Tidak semua orang yang hidup di dunia menghayati kasih Allah, artinya ada banyak orang yang hidup jauh dari kebenaran Allah. Orang-orang yang tidak memiliki etika dan moral yang baik, tidak menghargai orang lain, manipulatif, kasar, jahat, suka mengadu domba dan sifat-sifat tak terpuji lainnya. Tak sedikit yang merasa jengkel karenanya dan bertanya, ”Tuhan, kapan kejahatan sirna?” Dalam Mazmur 37:1-2 tertulis: ”Jangan geram terhadap orang jahat, jangan iri hati kepada orang yang berbuat curang; sebab mereka segera lisut seperti rumput dan layu seperti tumbuh-tumbuhan hijau.”

Ada rasa tidak sabar, namun kita lupa bahwa waktu Tuhan berbeda dengan waktu manusia. Manusia mengukur waktu sesuai umurnya yang pendek, tetapi Allah mengukur dengan keabadian. Manusia ingin cepat melihat penyelesaian, tetapi Tuhan sabar menunggu hingga akhir zaman. Manusia ingin segera melakukan perhitungan, sedangkan Tuhan menunda sesuai otoritas-Nya.

Ada banyak pertanyaan dalam kehidupan, namun dengan menyadari kehadiran Tuhan, senantiasa bersekutu dengan Tuhan dan menaati firman-Nya kita menemukan jawaban. Sebab, ”Firman-Mu itu pelita bagi kakiku dan terang bagi jalanku” (Mzm. 119:105).
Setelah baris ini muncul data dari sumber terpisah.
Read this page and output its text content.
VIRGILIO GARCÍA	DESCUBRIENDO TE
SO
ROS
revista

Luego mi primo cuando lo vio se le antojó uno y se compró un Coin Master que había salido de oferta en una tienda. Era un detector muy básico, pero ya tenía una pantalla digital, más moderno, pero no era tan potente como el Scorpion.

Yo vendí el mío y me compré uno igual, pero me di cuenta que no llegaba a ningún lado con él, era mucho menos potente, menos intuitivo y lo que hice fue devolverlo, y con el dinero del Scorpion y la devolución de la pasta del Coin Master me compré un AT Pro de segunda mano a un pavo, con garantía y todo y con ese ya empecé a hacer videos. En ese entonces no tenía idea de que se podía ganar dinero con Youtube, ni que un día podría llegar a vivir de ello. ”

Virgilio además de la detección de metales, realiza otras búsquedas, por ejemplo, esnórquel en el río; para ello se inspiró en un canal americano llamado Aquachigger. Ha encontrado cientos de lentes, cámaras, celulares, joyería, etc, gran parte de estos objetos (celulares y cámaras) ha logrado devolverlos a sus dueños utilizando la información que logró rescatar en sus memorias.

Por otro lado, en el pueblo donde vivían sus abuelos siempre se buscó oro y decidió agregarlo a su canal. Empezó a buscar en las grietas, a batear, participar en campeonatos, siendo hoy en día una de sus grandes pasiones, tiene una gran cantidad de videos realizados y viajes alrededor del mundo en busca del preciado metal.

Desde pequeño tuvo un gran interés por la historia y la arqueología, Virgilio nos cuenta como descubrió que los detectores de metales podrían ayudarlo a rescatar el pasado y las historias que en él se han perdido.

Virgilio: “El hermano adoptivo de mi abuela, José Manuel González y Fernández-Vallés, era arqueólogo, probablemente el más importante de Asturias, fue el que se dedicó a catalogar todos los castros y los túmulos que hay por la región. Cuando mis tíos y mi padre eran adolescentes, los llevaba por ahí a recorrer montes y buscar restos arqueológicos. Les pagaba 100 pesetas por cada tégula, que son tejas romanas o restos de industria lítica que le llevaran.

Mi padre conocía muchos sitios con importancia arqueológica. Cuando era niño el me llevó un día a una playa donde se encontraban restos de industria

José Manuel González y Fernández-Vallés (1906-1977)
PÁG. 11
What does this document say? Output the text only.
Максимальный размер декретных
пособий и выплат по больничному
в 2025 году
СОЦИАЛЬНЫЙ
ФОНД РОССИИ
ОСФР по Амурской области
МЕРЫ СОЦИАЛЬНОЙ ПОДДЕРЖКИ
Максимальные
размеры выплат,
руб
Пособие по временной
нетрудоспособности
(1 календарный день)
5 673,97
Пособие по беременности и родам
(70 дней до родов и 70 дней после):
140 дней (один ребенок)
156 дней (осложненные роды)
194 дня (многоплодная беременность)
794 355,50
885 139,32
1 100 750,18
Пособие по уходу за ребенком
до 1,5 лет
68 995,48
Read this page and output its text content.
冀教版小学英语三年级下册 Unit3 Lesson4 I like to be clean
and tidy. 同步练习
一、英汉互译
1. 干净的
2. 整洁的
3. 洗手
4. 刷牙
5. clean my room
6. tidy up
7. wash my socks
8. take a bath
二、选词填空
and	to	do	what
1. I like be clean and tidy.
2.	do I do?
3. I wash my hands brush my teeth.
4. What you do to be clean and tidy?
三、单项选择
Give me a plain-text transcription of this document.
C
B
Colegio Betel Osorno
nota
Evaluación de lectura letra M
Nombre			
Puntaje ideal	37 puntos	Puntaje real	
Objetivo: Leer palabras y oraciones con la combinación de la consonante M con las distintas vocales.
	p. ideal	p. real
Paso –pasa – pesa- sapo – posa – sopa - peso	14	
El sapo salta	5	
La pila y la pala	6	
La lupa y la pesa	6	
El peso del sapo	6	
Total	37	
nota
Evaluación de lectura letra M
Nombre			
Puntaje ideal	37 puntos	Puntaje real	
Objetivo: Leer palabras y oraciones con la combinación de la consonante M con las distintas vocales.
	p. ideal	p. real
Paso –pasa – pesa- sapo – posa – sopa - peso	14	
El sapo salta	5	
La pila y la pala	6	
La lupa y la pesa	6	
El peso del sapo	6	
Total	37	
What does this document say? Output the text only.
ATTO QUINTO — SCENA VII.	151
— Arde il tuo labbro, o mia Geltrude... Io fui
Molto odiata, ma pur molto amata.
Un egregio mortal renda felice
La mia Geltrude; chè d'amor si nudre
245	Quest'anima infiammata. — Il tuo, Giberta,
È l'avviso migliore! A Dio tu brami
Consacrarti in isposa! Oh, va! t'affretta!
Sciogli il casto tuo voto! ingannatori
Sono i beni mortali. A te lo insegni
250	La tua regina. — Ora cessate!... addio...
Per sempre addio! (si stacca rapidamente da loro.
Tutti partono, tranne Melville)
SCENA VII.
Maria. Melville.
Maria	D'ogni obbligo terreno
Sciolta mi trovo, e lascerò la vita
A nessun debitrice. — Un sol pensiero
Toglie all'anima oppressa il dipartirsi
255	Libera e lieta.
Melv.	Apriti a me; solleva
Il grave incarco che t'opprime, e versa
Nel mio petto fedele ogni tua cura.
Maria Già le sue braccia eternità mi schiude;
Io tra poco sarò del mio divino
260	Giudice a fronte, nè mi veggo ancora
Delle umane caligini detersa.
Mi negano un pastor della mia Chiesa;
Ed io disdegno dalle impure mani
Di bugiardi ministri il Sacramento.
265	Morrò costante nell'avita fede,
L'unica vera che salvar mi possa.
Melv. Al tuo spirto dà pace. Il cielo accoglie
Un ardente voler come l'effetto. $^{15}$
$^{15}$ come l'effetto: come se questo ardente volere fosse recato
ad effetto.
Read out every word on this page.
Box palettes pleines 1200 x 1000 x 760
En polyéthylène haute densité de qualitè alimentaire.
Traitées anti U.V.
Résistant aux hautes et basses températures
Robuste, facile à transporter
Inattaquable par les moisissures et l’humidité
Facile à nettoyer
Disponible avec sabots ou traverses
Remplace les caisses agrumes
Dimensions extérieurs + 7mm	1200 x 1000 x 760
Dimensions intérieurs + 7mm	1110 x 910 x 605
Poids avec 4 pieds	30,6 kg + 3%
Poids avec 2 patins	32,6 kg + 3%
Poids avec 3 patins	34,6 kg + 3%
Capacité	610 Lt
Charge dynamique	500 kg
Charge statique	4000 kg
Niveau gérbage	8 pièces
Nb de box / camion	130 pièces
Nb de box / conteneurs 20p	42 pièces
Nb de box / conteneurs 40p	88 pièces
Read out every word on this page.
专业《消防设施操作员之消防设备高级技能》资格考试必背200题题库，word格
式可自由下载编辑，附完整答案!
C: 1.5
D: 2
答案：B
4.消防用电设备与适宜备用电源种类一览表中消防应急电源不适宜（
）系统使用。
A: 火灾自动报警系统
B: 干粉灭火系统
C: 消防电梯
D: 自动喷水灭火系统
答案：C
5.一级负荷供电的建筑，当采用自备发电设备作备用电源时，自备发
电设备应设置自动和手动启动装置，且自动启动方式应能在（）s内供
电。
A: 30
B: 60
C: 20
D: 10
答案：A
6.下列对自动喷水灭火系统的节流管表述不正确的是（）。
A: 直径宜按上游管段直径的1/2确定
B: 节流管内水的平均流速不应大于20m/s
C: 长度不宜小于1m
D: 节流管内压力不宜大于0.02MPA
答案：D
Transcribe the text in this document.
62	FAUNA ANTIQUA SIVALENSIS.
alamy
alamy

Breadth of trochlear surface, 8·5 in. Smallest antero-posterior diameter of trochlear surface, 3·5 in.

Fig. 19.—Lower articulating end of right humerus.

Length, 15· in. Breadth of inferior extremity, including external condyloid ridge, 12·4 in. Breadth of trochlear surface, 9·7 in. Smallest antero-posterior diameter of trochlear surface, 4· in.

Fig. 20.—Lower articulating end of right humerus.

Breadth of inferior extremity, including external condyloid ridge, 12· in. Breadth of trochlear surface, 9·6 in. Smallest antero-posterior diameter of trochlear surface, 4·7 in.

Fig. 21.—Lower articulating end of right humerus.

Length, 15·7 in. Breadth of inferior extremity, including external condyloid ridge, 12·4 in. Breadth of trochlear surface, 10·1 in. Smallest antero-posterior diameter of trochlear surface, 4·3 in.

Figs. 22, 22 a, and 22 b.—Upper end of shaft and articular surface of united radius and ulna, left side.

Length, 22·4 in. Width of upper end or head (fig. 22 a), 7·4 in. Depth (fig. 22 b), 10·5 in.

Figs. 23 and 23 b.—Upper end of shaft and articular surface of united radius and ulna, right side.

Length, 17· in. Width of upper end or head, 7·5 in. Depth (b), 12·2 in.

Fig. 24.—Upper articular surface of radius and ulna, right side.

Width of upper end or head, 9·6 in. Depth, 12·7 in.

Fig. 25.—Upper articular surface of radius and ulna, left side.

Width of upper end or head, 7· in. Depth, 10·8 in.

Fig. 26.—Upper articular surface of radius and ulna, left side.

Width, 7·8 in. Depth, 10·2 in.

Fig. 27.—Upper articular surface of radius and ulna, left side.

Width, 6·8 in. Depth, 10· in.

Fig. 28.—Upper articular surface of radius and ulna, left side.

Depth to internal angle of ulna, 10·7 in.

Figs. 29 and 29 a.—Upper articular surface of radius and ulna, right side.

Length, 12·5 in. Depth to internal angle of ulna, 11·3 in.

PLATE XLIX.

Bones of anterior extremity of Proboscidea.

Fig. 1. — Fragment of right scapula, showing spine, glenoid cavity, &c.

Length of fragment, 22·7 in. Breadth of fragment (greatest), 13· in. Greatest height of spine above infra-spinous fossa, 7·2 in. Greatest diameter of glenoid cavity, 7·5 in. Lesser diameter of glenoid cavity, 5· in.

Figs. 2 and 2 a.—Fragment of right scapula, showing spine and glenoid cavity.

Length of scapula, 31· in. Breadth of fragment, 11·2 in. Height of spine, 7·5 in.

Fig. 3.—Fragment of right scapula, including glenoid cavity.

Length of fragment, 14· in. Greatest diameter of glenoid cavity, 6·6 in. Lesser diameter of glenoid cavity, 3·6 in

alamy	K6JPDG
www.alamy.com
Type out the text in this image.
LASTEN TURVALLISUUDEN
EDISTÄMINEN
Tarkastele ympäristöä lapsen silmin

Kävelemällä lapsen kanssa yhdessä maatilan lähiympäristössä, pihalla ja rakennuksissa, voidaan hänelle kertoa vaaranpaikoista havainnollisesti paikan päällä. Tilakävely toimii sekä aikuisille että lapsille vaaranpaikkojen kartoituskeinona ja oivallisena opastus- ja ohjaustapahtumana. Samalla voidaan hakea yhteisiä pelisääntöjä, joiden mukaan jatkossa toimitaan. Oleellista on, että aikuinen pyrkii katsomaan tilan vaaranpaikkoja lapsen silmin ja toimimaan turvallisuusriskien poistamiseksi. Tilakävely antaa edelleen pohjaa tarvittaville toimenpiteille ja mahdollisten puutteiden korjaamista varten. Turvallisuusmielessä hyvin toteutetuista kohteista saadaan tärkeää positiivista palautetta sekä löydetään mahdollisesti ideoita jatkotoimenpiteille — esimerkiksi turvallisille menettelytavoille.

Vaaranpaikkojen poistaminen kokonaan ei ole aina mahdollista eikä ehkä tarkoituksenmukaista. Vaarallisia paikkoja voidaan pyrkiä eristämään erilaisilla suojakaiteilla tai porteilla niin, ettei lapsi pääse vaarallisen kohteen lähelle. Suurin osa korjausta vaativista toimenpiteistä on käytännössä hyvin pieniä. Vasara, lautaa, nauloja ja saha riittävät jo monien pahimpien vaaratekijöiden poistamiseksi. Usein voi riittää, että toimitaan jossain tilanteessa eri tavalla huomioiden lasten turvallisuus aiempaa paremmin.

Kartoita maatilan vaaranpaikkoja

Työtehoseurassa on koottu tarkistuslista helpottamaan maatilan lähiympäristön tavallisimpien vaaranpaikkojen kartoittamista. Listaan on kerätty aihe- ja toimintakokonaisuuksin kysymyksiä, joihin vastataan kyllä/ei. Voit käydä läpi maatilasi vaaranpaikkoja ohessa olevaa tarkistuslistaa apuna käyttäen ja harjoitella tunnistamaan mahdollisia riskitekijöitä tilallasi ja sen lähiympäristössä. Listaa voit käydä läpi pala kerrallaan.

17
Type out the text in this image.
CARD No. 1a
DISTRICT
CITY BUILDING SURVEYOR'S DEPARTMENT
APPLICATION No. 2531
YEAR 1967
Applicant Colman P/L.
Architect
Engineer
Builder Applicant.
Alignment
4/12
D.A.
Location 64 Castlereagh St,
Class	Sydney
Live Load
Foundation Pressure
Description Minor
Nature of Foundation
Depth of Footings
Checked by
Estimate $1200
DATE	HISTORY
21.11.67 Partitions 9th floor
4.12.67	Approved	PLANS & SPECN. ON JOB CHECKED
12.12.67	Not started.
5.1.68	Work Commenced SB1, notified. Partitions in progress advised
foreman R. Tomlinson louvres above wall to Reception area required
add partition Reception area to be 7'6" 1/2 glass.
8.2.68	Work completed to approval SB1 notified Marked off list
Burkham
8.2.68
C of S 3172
Mengapa orang berbuat jahat? Bisa jadi mereka tidak melihat terang Tuhan itu. Seperti lagu yang dinyanyikan oleh anak-anak Sekolah Minggu tadi. Lagu itu juga ditujukan kepada kita semua untuk menjadi terang bagi dunia sehingga banyak orang mendapatkan anugerah pertobatan dan hidup dalam kebenaran Tuhan. Selamat menjadi terang.